An international group of geologists on Friday formally adopted "Chibanian" as the name of a geologic age spanning 770,000 to 126,000 years ago, researchers said, marking the first time a Japanese name has been chosen.

The term means "Chiba age" and derived from a geological stratum discovered in Ichihara, Chiba Prefecture. The name was adopted at an executive meeting of the International Union of Geological Sciences in Busan, South Korea.

The Chiba stratum is exposed on a cliff along the Yoro River in Ichihara, a city on the Boso Peninsula. In the stratum, minerals found in good condition clearly show that the last known reversal of the Earth's magnetic fields — the switching of the north and south magnetic poles — occurred 770,000 years ago.

Over Earth's 4.6-billion-year history, scholars have identified 117 separate geological ages, according to the Ichihara Municipal Government. The Chibanian Age defines the boundaries of the second-youngest of the four ages in the Pleistocene Epoch. Most of these boundaries are identified in Europe.
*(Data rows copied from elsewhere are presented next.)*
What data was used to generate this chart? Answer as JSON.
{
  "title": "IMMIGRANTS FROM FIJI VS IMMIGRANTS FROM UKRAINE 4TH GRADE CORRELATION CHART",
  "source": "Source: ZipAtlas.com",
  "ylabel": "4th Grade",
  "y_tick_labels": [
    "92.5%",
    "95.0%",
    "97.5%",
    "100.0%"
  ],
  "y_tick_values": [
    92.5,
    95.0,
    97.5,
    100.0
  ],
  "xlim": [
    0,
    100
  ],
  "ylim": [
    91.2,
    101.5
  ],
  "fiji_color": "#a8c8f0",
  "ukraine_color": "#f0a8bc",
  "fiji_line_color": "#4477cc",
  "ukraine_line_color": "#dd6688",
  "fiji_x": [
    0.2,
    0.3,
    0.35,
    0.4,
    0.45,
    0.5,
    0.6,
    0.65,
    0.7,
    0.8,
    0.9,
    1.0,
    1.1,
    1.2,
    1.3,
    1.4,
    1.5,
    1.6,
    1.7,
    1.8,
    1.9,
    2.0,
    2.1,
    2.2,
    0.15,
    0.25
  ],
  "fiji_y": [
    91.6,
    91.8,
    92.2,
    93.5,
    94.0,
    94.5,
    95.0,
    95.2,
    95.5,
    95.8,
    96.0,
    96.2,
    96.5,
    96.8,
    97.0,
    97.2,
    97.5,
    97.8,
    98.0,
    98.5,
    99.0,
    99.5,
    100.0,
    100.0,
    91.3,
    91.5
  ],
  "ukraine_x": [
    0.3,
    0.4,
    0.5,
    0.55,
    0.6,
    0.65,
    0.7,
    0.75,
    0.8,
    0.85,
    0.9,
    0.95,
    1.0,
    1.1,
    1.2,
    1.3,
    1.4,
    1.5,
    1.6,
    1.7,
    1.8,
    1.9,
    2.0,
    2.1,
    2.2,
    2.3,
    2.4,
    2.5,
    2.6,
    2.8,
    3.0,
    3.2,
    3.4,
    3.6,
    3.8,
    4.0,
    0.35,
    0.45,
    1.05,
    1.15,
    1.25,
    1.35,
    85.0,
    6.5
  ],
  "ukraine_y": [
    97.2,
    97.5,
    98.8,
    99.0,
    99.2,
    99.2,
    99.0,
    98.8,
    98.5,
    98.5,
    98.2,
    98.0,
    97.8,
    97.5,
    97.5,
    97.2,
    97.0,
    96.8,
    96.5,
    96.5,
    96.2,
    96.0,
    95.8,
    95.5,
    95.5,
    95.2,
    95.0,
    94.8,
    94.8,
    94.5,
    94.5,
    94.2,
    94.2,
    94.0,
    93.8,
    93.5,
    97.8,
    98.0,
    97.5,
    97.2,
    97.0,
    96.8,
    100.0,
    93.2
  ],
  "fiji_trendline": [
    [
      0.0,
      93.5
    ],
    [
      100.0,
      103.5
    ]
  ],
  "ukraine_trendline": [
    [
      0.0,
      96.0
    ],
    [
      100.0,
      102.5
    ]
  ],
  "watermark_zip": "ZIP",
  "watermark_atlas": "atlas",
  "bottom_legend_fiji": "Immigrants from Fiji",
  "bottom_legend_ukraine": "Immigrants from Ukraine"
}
A team including researchers from Ibaraki University and the National Institute of Polar Research filed to register the stratum name with the IUGS in June 2017. The filing subsequently cleared multiple screening processes, beating out two locations in southern Italy that were vying to apply their name to the period.

The team's bid for registration also encountered opposition from a group in Japan that alleged the team had used fabricated data, leading to a suspension of the deliberation process. But screening later resumed after the team's case was deemed scientifically sound.